A planície é cercada por morros altos, cobertos por uma densa vegetação morta. É muito raro os moradores chegarem naquela distância. Talvez eles tenham saudade das coisas criadas por mãos humanas. Ou talvez eles se sintam mais seguros no ambiente urbano. Ninguém sabe o que se esconde na escuridão abismal além dos montes.
“Porque cê confiou… em mim?” Jean quebra o silêncio.
“Nunsei. Intuição, talvez.”
“A gente tá caminhando faz tempo… e eu não tô cansado… mas eu tenho um instinto de querer sentar, ou tentar respirar fundo…”
“A gente não tem mais corpo. A gente não cansa. Mas nossa mente tá acostumada a se cansar, tendeu?”
“…”
Após mais alguns minutos: “Como cê morreu?”

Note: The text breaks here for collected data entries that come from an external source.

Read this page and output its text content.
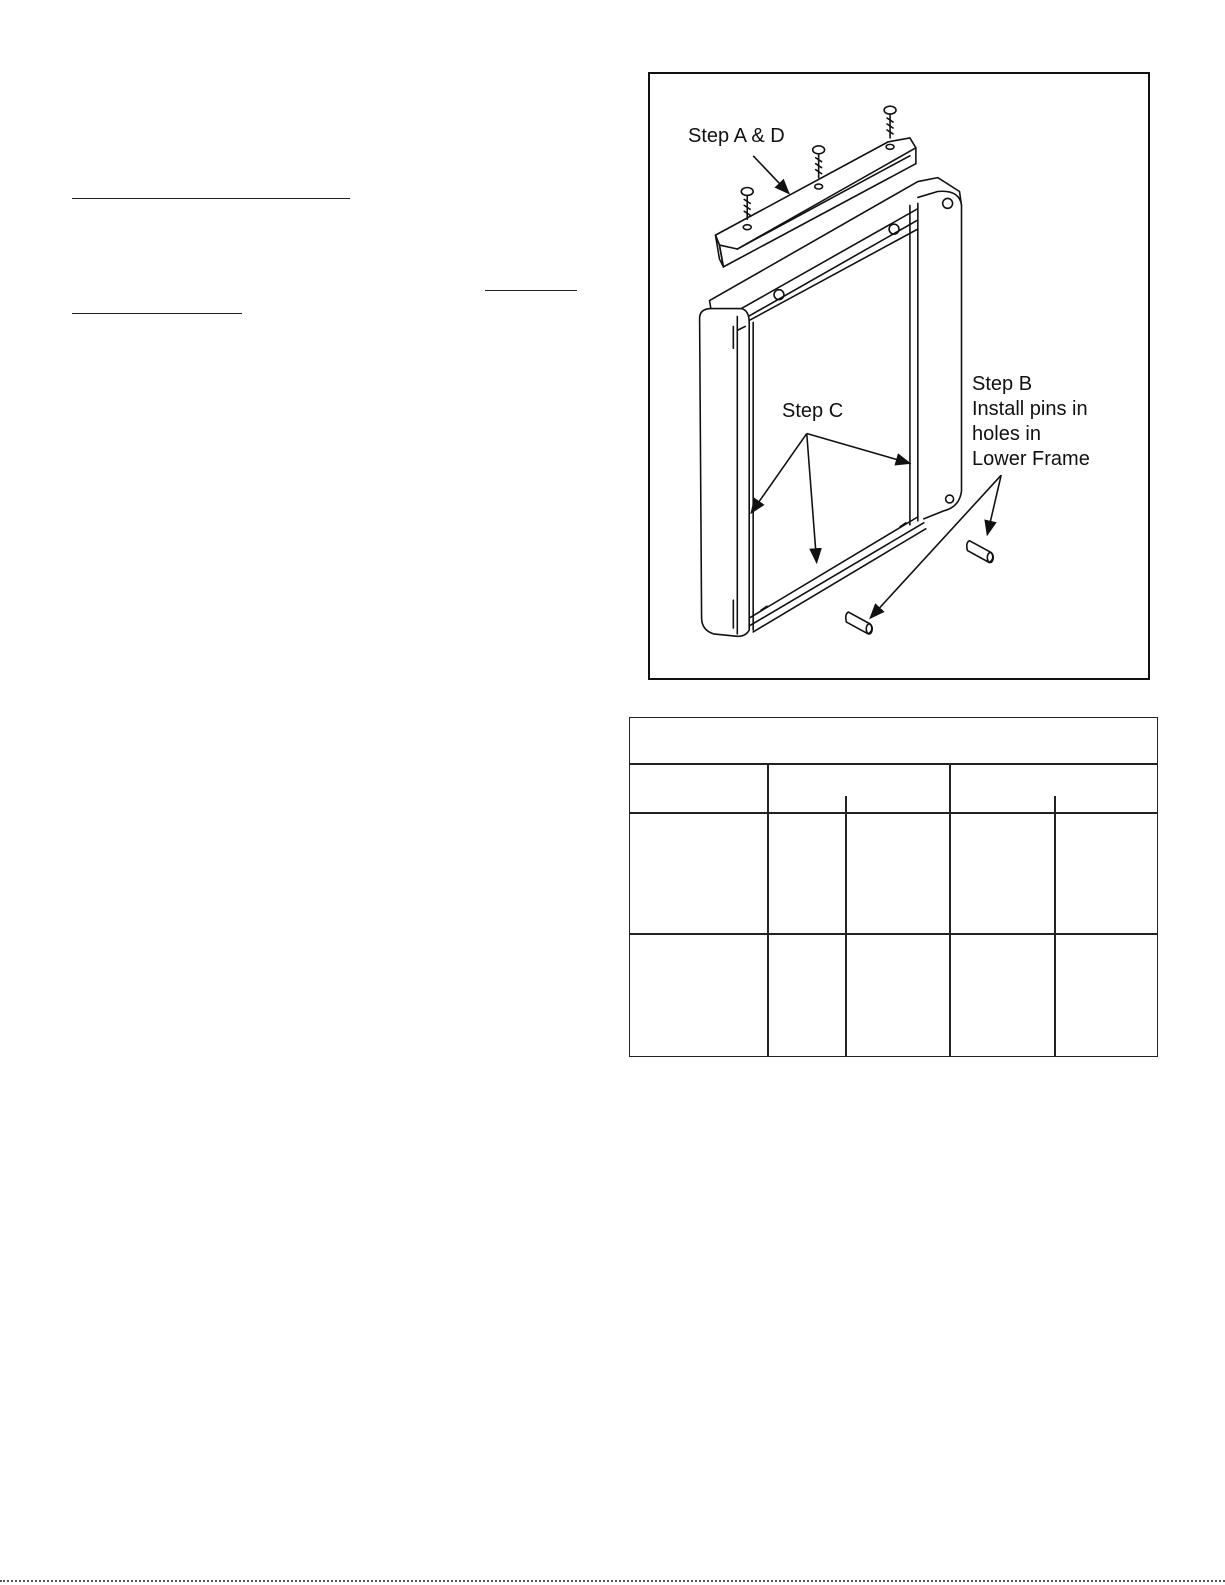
Step A & D
Step C
Step B
Install pins in
holes in
Lower Frame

Raul olha com tamanha secura para seu companheiro de viagem que este percebe que fez uma pergunta que não devia, e baixa o olhar.
Os dois homens seguem sem verbalizar por um quarto de hora até que o rapaz olha para um dos morros e aponta: “minha casa!”
Na lateral do morro coberto por bananeiras de folhagens secas, há um chalé rústico que foi construído apoiado em escoras.
“Isso não é comum por aqui. Nenhuma casa cresce aqui fora.”
O jovem corre por um caminho parcialmente oculto entre as árvores, seguido pelo patrulheiro.
“Está igualzinha como da última vez que eu vi!”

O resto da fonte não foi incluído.